On Friday, the US stock market experienced a significant upward movement, driven by robust job data for September 2023. The Dow Jones Index surged by 0.87%, the S&P 500 index rose by 1.18%, and the tech-heavy Nasdaq skyrocketed by 1.60%. Additionally, MSCI’s global stocks gauge closed up 1.0%, while the pan-European STOXX 600 index saw a gain of 0.82%.
Market experts attributed the surge in the US stock market to the positive job data, as it alleviated concerns about a potential US Federal Reserve (Fed) rate hike scheduled for November 2023.

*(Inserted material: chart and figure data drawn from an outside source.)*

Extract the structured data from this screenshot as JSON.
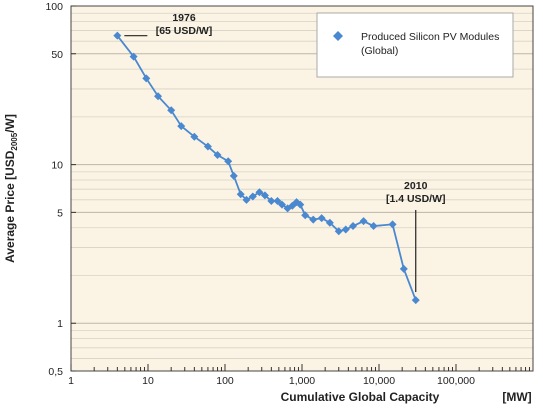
{
  "chart_data": {
    "type": "line",
    "xscale": "log",
    "yscale": "log",
    "xlim": [
      1,
      400000
    ],
    "ylim": [
      0.5,
      100
    ],
    "xlabel": "Cumulative Global Capacity [MW]",
    "ylabel_parts": {
      "pre": "Average Price [USD",
      "sub": "2005",
      "post": "/W]"
    },
    "xticks": [
      {
        "value": 1,
        "label": "1"
      },
      {
        "value": 10,
        "label": "10"
      },
      {
        "value": 100,
        "label": "100"
      },
      {
        "value": 1000,
        "label": "1,000"
      },
      {
        "value": 10000,
        "label": "10,000"
      },
      {
        "value": 100000,
        "label": "100,000"
      },
      {
        "value": 1000000,
        "label": "[MW]"
      }
    ],
    "yticks": [
      {
        "value": 100,
        "label": "100"
      },
      {
        "value": 50,
        "label": "50"
      },
      {
        "value": 10,
        "label": "10"
      },
      {
        "value": 5,
        "label": "5"
      },
      {
        "value": 1,
        "label": "1"
      },
      {
        "value": 0.5,
        "label": "0,5"
      }
    ],
    "grid": true,
    "legend_position": "top-right",
    "series": [
      {
        "name": "Produced Silicon PV Modules (Global)",
        "legend_lines": [
          "Produced Silicon PV Modules",
          "(Global)"
        ],
        "color": "#4a88d0",
        "marker": "diamond",
        "points": [
          [
            4,
            65
          ],
          [
            6.5,
            48
          ],
          [
            9.5,
            35
          ],
          [
            13.5,
            27
          ],
          [
            20,
            22
          ],
          [
            27,
            17.5
          ],
          [
            40,
            15
          ],
          [
            60,
            13
          ],
          [
            80,
            11.5
          ],
          [
            110,
            10.5
          ],
          [
            130,
            8.5
          ],
          [
            160,
            6.5
          ],
          [
            190,
            6
          ],
          [
            230,
            6.3
          ],
          [
            280,
            6.7
          ],
          [
            330,
            6.4
          ],
          [
            400,
            5.9
          ],
          [
            480,
            5.9
          ],
          [
            550,
            5.6
          ],
          [
            650,
            5.3
          ],
          [
            750,
            5.5
          ],
          [
            850,
            5.8
          ],
          [
            950,
            5.6
          ],
          [
            1100,
            4.8
          ],
          [
            1400,
            4.5
          ],
          [
            1800,
            4.6
          ],
          [
            2300,
            4.3
          ],
          [
            3000,
            3.8
          ],
          [
            3700,
            3.9
          ],
          [
            4600,
            4.1
          ],
          [
            6300,
            4.4
          ],
          [
            8500,
            4.1
          ],
          [
            15000,
            4.2
          ],
          [
            21000,
            2.2
          ],
          [
            30000,
            1.4
          ]
        ]
      }
    ],
    "annotations": [
      {
        "lines": [
          "1976",
          "[65 USD/W]"
        ],
        "x": 4,
        "y": 65
      },
      {
        "lines": [
          "2010",
          "[1.4 USD/W]"
        ],
        "x": 30000,
        "y": 1.4
      }
    ]
  }
}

Marvin Loh, senior global macro strategist at State Street in Boston, commented on the situation, suggesting that the economy may have structurally changed to the point where real yields need to be higher than in the five years before the pandemic. He added, “We are in a period where it’s unclear how much slowing of the economy 500 basis points have actually generated,” referring to the Fed’s interest rate increases since March 2022.
Following the release of the job data report, the yield on the benchmark 10-year Treasury note surged by more than 13 basis points in just half an hour, reaching a 16-year high of 4.8874%. However, bond yields later moderated, and the three major US stock indexes rallied as investors perceived slowing wage growth as a sign of decelerating inflation.

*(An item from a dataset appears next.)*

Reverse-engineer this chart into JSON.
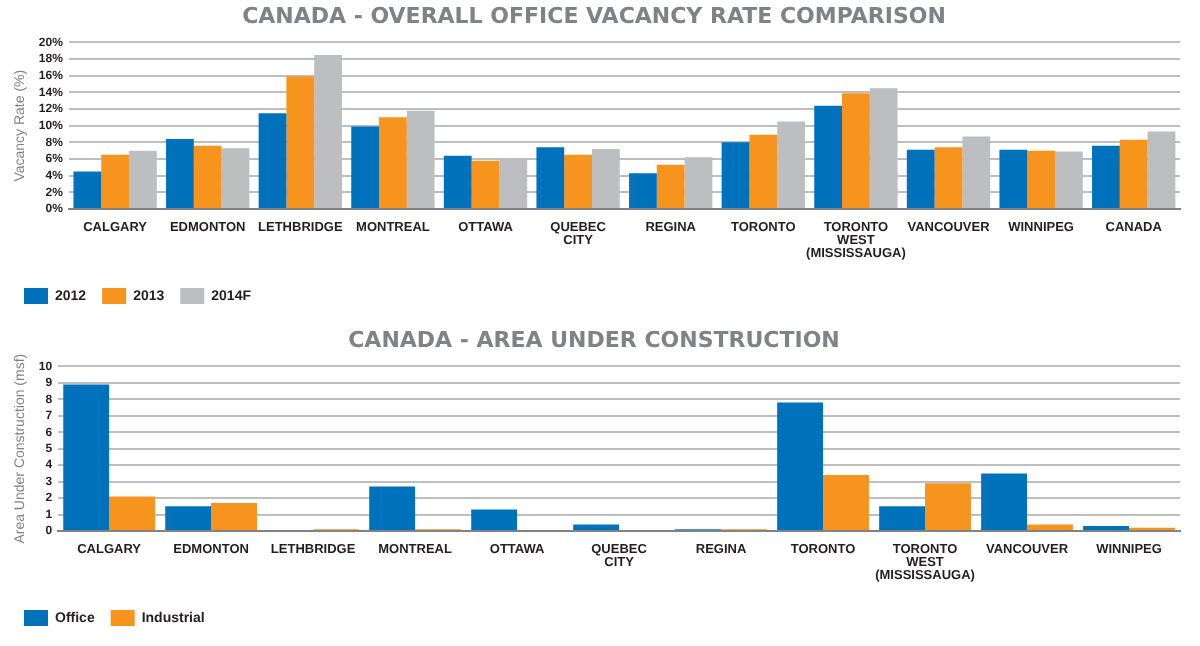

Tim Ghriskey, senior portfolio strategist at Ingalls & Snyder in New York, stated, “We’ve raised rates, inflation is coming down and the economy is booming,” adding that it’s a positive scenario as long as inflation continues to decrease.
The focus has now shifted to the possibility of a US Fed rate hike in November. Futures traders raised the probability of such a hike to 29.2%, up from 23.7% before the release of the job data. The Fed’s overnight rate was priced above 5% through next July.
The US dollar index, which measures the greenback against six other currencies, initially rose but then fell, declining by 0.24%. This drop followed an 11-week winning streak for the dollar, during which it reached its highest level in approximately 11 months earlier in the week.
The positive job data and the subsequent market reaction underscore the dynamic nature of the financial landscape and the significance of economic indicators in shaping market sentiment.